Dieser Begriff kam Mitte der 80er Jahre in den USA auf. Die Energiemedizin ist dort offiziell anerkannt und gilt heute als eines der Hauptgebiete der Komplementär- und Alternativmedizin. Sie sieht den menschlichen Organismus als einheitliches, schwingendes System, in dem der physische Körper in Wechselwirkung mit dem ihn umgebenden elektromagnetischen Feld agiert. In der Energiemedizin vereinigen sich östliche Lebensenergie-Konzepte mit westlichen, biophysikalischen Methoden. Auch Erkenntnisse aus den Gebieten Biofeedback- und Selbstregulationsforschung, Psychosomatik und transpersonale Psychologie fließen hier mit ein.

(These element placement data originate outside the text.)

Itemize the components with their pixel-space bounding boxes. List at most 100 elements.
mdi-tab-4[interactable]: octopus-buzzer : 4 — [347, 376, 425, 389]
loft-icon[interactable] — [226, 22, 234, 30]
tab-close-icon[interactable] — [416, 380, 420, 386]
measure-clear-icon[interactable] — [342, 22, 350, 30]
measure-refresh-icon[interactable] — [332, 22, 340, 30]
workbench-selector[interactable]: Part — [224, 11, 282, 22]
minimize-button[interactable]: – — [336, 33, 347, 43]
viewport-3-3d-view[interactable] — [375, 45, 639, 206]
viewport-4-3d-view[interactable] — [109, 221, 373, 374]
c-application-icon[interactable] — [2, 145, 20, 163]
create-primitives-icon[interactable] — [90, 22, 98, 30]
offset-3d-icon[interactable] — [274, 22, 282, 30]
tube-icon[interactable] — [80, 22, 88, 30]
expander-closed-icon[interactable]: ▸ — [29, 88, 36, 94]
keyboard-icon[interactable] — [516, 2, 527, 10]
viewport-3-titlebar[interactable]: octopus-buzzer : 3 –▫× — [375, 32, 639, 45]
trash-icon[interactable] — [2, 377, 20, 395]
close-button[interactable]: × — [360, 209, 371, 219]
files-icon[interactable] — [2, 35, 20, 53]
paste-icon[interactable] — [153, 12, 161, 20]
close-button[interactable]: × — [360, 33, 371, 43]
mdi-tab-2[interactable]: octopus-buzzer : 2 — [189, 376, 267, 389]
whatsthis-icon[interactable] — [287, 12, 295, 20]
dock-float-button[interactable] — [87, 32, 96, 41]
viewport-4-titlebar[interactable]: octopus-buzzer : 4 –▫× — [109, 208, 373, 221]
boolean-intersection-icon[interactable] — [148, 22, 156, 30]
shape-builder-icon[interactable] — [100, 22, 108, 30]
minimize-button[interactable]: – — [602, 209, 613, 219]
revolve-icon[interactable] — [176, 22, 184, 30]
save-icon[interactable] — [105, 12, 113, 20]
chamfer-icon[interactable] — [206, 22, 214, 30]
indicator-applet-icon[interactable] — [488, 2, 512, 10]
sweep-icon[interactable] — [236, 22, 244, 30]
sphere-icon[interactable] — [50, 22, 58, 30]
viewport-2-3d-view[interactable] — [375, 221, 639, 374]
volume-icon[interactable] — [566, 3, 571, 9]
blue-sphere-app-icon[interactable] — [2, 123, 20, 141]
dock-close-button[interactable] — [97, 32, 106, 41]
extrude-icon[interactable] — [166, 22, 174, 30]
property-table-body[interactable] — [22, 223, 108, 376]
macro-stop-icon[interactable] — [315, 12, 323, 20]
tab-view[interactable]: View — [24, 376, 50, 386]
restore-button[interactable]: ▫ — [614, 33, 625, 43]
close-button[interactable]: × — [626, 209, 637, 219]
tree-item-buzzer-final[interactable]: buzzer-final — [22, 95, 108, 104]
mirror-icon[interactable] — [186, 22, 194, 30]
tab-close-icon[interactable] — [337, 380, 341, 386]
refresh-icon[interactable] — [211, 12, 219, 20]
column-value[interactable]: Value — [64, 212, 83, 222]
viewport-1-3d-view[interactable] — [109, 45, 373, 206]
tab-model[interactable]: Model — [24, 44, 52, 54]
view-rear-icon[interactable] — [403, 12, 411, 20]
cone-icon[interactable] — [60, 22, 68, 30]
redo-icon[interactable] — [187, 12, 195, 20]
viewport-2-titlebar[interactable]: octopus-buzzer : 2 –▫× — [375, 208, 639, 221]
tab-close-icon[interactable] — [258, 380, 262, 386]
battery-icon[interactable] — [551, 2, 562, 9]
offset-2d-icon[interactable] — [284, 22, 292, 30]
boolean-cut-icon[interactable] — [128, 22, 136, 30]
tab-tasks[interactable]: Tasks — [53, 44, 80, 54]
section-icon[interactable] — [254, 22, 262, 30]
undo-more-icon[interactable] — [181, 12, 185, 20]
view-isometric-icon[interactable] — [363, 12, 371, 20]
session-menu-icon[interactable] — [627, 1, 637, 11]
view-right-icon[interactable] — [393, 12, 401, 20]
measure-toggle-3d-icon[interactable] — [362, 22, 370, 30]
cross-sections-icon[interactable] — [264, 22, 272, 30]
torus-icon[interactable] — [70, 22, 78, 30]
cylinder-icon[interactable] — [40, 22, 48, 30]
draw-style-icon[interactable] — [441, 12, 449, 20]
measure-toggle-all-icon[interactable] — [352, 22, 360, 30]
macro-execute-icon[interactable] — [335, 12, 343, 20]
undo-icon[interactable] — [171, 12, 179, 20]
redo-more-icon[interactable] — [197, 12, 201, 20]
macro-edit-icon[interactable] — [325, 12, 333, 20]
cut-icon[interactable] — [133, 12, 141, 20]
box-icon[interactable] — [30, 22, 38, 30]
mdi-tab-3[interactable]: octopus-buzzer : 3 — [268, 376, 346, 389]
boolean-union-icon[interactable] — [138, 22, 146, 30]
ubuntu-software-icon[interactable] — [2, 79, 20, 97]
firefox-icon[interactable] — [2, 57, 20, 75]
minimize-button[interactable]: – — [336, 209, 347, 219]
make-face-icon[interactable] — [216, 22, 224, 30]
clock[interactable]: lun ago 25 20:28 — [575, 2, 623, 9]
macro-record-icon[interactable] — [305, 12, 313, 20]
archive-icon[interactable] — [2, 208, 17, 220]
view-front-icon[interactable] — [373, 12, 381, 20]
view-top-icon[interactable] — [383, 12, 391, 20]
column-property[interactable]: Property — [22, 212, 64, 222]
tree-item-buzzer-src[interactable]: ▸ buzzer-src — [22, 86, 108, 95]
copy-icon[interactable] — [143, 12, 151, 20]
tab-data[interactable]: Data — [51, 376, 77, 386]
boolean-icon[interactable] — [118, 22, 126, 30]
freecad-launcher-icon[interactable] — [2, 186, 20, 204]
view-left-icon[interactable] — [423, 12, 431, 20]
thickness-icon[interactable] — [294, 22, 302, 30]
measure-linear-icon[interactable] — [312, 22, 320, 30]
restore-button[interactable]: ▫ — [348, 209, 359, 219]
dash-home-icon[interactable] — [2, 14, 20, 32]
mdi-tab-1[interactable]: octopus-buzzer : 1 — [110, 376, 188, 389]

Es wird davon ausgegangen, dass alle Vorgänge im menschlichen Körper von elektromagnetischen Schwingungen gesteuert werden, die bei jeder Person ganz individuell sind. Jede Zelle, jedes Organ und jeder Organismus hat sein spezifisches Schwingungsmuster, ebenso alle Krankheiten und ihre Prä-Zustände. Die Energiemedizin verwendet die bioenergetischen Felder zur Diagnose und Therapie und zielt darauf ab, die blockierte Lebensenergie in Zellen und Organen wieder zum Fließen zu bringen. Damit kann die Selbstregulation des Körpers und somit auch seine Gesundheit wiederhergestellt werden.



Literaturempfehlung:
James L. Oschman: Energiemedizin. Konzepte und ihre wissenschaftliche Basis.